Lagavulin 16 Year Old Review
Lagavulin 16yr Old Single Malt Scotch is a bit of a milestone whisky for the club. We wouldn’t even come near this bottle a year ago, but not just because it’s a heavily peated malt whisky. Whiskies like Lagavulin need to be taken seriously in order to be understood due to the complexity behind the thick smokiness (whiskies like this one have an acquired taste). According to whisky writer Michael Jackson, Lagavulin possessed at one point a reputation of having the “driest and most sustained attack of any available whisky.” While having a tremendously large following, however, it is also noted that Lagavulin has calmed itself down in recent years in terms of that previously mentioned attack and bold flavor profile. Regardless of where the flavor stands currently, Lagavulin still remains a highly rated and flavorful whisky. Why? Let’s go to some particulars…
This Islay Scotch whisky is used in blends but the majority of production is bottled into their single malt offerings. At 16 years old and despite the comparatively high peating level (certainly not the highest on Islay), the whisky as it stands is remarkably approachable. There is a grounded delicacy to its flavor due to the slow, drawn out distillation period giving the spirit a smoother, more rounded feel. Don’t misunderstand, though. There is still a lot of fight in this bottle.
A quick word on peating for those not familiar. Peat is semi carbonized vegetation laid down over thousands of years on boggy soil. This vast supply of peat (once widely used as a fuel) is cut and harvested into bricks to be used in the malting process. As the barley germinates in water, distilleries sometimes burn peat to dry the barley thus stopping further growth. The resulting smoke imparts very aromatic phenols that attach to the barley thus contributing to a bold, smoky flavor profile in the final spirit. Peated whiskies have very passionate and loyal followers, but sometimes consider themselves part of an exclusive class. The reason why, I think, is that there really isn’t an “in between” on peated whiskies: you either love it or refuse it. The non-peated side usually comes around when they are able to discover what is behind the peaty smoke, and the result can be rather wonderful. And in the case of our experience with Lagavulin, I think we found it!
SWC Group Review
Nose- Aromatic notes of campfire smoke, smoked meat with a medicinal touch. Hint of industrial smoke balanced with a delicious, mellow sweetness. Dried dark fruits of raisins and dates, mellowed and smooth.
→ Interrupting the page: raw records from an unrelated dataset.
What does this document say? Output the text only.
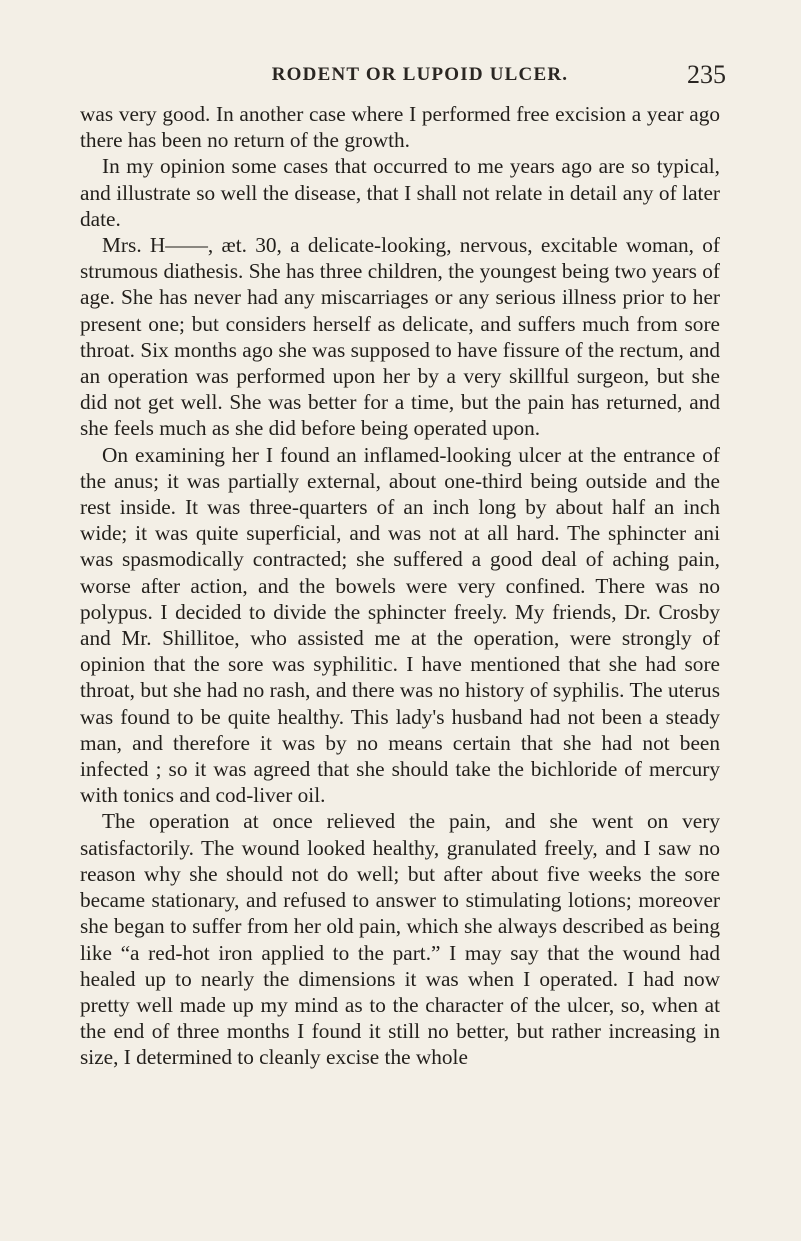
RODENT OR LUPOID ULCER.	235

was very good. In another case where I performed free excision a year ago there has been no return of the growth.

In my opinion some cases that occurred to me years ago are so typical, and illustrate so well the disease, that I shall not relate in detail any of later date.

Mrs. H——, æt. 30, a delicate-looking, nervous, excitable woman, of strumous diathesis. She has three children, the youngest being two years of age. She has never had any miscarriages or any serious illness prior to her present one; but considers herself as delicate, and suffers much from sore throat. Six months ago she was supposed to have fissure of the rectum, and an operation was performed upon her by a very skillful surgeon, but she did not get well. She was better for a time, but the pain has returned, and she feels much as she did before being operated upon.

On examining her I found an inflamed-looking ulcer at the entrance of the anus; it was partially external, about one-third being outside and the rest inside. It was three-quarters of an inch long by about half an inch wide; it was quite superficial, and was not at all hard. The sphincter ani was spasmodically contracted; she suffered a good deal of aching pain, worse after action, and the bowels were very confined. There was no polypus. I decided to divide the sphincter freely. My friends, Dr. Crosby and Mr. Shillitoe, who assisted me at the operation, were strongly of opinion that the sore was syphilitic. I have mentioned that she had sore throat, but she had no rash, and there was no history of syphilis. The uterus was found to be quite healthy. This lady's husband had not been a steady man, and therefore it was by no means certain that she had not been infected ; so it was agreed that she should take the bichloride of mercury with tonics and cod-liver oil.

The operation at once relieved the pain, and she went on very satisfactorily. The wound looked healthy, granulated freely, and I saw no reason why she should not do well; but after about five weeks the sore became stationary, and refused to answer to stimulating lotions; moreover she began to suffer from her old pain, which she always described as being like “a red-hot iron applied to the part.” I may say that the wound had healed up to nearly the dimensions it was when I operated. I had now pretty well made up my mind as to the character of the ulcer, so, when at the end of three months I found it still no better, but rather increasing in size, I determined to cleanly excise the whole
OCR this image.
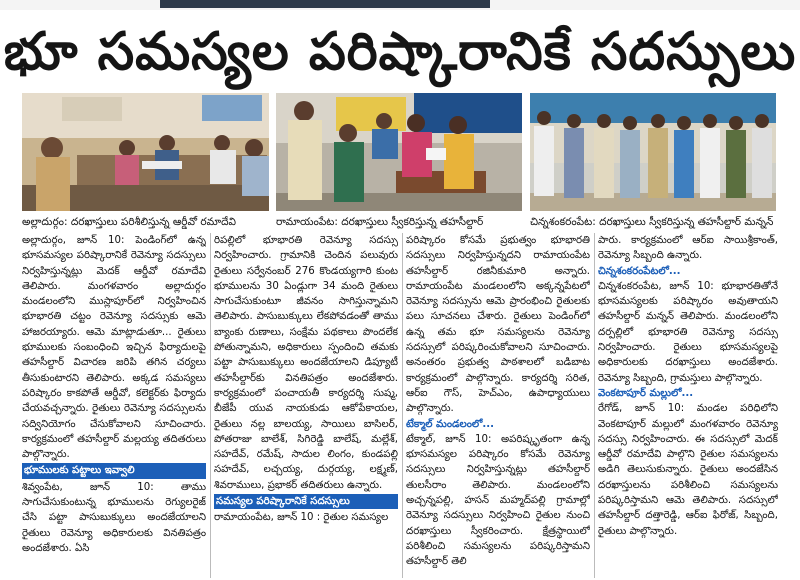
భూ సమస్యల పరిష్కారానికే సదస్సులు
అల్లాదుర్గం: దరఖాస్తులు పరిశీలిస్తున్న ఆర్డీవో రమాదేవి	రామాయంపేట: దరఖాస్తులు స్వీకరిస్తున్న తహసీల్దార్	చిన్నశంకరంపేట: దరఖాస్తులు స్వీకరిస్తున్న తహసీల్దార్ మన్నన్

అల్లాదుర్గం, జూన్ 10: పెండింగ్‌లో ఉన్న భూసమస్యల పరిష్కారానికే రెవెన్యూ సదస్సులు నిర్వహిస్తున్నట్లు మెదక్ ఆర్డీవో రమాదేవి తెలిపారు. మంగళవారం అల్లాదుర్గం మండలంలోని ముస్లాపూర్‌లో నిర్వహించిన భూభారతి చట్టం రెవెన్యూ సదస్సుకు ఆమె హాజరయ్యారు. ఆమె మాట్లాడుతూ... రైతులు భూములకు సంబంధించి ఇచ్చిన ఫిర్యాదులపై తహసీల్దార్ విచారణ జరిపి తగిన చర్యలు తీసుకుంటారని తెలిపారు. అక్కడ సమస్యలు పరిష్కారం కాకపోతే ఆర్డీవో, కలెక్టర్‌కు ఫిర్యాదు చేయవచ్చన్నారు. రైతులు రెవెన్యూ సదస్సులను సద్వినియోగం చేసుకోవాలని సూచించారు. కార్యక్రమంలో తహసీల్దార్ మల్లయ్య తదితరులు పాల్గొన్నారు.

భూములకు పట్టాలు ఇవ్వాలి

శివ్వంపేట, జూన్ 10: తాము సాగుచేసుకుంటున్న భూములను రెగ్యులరైజ్ చేసి పట్టా పాసుబుక్కులు అందజేయాలని రైతులు రెవెన్యూ అధికారులకు వినతిపత్రం అందజేశారు. ఏసి

రిపల్లిలో భూభారతి రెవెన్యూ సదస్సు నిర్వహించారు. గ్రామానికి చెందిన పలువురు రైతులు సర్వేనంబర్ 276 కొండయ్యగారి కుంట భూములను 30 ఏండ్లుగా 34 మంది రైతులు సాగుచేసుకుంటూ జీవనం సాగిస్తున్నామని తెలిపారు. పాసుబుక్కులు లేకపోవడంతో తాము బ్యాంకు రుణాలు, సంక్షేమ పథకాలు పొందలేక పోతున్నామని, అధికారులు స్పందించి తమకు పట్టా పాసుబుక్కులు అందజేయాలని డిప్యూటీ తహసీల్దార్‌కు వినతిపత్రం అందజేశారు. కార్యక్రమంలో పంచాయతీ కార్యదర్శి సుష్మ, బీజేపీ యువ నాయకుడు ఆకోపేకాయల, రైతులు నల్ల బాలయ్య, సాయిలు బాసిలర్, పోతరాజు బాలేశ్, సిగిరెడ్డి బాలేష్, మల్లేశ్, సహదేవ్, రమేష్, సాదుల లింగం, కుండపల్లి సహదేవ్, లచ్చయ్య, దుర్గయ్య, లక్ష్మణ్, శివరాములు, ప్రభాకర్ తదితరులు ఉన్నారు.

సమస్యల పరిష్కారానికే సదస్సులు

రామాయంపేట, జూన్ 10 : రైతుల సమస్యల

పరిష్కారం కోసమే ప్రభుత్వం భూభారతి సదస్సులు నిర్వహిస్తున్నదని రామాయంపేట తహసీల్దార్ రజినీకుమారి అన్నారు. రామాయంపేట మండలంలోని అక్కన్నపేటలో రెవెన్యూ సదస్సును ఆమె ప్రారంభించి రైతులకు పలు సూచనలు చేశారు. రైతులు పెండింగ్‌లో ఉన్న తమ భూ సమస్యలను రెవెన్యూ సదస్సులో పరిష్కరించుకోవాలని సూచించారు. అనంతరం ప్రభుత్వ పాఠశాలలో బడిబాట కార్యక్రమంలో పాల్గొన్నారు. కార్యదర్శి సరిత, ఆర్‌ఐ గౌస్, హెచ్‌ఎం, ఉపాధ్యాయులు పాల్గొన్నారు.

టేక్మాల్ మండలంలో...

టేక్మాల్, జూన్ 10: అపరిష్కృతంగా ఉన్న భూసమస్యల పరిష్కారం కోసమే రెవెన్యూ సదస్సులు నిర్వహిస్తున్నట్లు తహసీల్దార్ తులసీరాం తెలిపారు. మండలంలోని అచ్చన్నపల్లి, హసన్ మహ్మద్‌పల్లి గ్రామాల్లో రెవెన్యూ సదస్సులు నిర్వహించి రైతుల నుంచి దరఖాస్తులు స్వీకరించారు. క్షేత్రస్థాయిలో పరిశీలించి సమస్యలను పరిష్కరిస్తామని తహసీల్దార్ తెలి

పారు. కార్యక్రమంలో ఆర్‌ఐ సాయిశ్రీకాంత్, రెవెన్యూ సిబ్బంది ఉన్నారు.

చిన్నశంకరంపేటలో...

చిన్నశంకరంపేట, జూన్ 10: భూభారతితోనే భూసమస్యలకు పరిష్కారం అవుతాయని తహసీల్దార్ మన్నన్ తెలిపారు. మండలంలోని దర్పల్లిలో భూభారతి రెవెన్యూ సదస్సు నిర్వహించారు. రైతులు భూసమస్యలపై అధికారులకు దరఖాస్తులు అందజేశారు. రెవెన్యూ సిబ్బంది, గ్రామస్తులు పాల్గొన్నారు.

వెంకటాపూర్ మల్లులో...

రేగోడ్, జూన్ 10: మండల పరిధిలోని వెంకటాపూర్ మల్లులో మంగళవారం రెవెన్యూ సదస్సు నిర్వహించారు. ఈ సదస్సులో మెదక్ ఆర్డీవో రమాదేవి పాల్గొని రైతుల సమస్యలను అడిగి తెలుసుకున్నారు. రైతులు అందజేసిన దరఖాస్తులను పరిశీలించి సమస్యలను పరిష్కరిస్తామని ఆమె తెలిపారు. సదస్సులో తహసీల్దార్ దత్తారెడ్డి, ఆర్‌ఐ ఫిరోజ్, సిబ్బంది, రైతులు పాల్గొన్నారు.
Taste- Burst of honeyed sweetness with creamy fig and green apples. Smoky grain on the back end.
Palate– Medium to long. Clingy sweetness to seasoned meat with a medicinal hint. Develops to thick smoke and lingering oak. Delicious.
Comment– Simply stunning. Full of complex character and richness. Balanced and intriguing. But most of all, this beast from Islay is one of the most approachable we’ve ever tasted.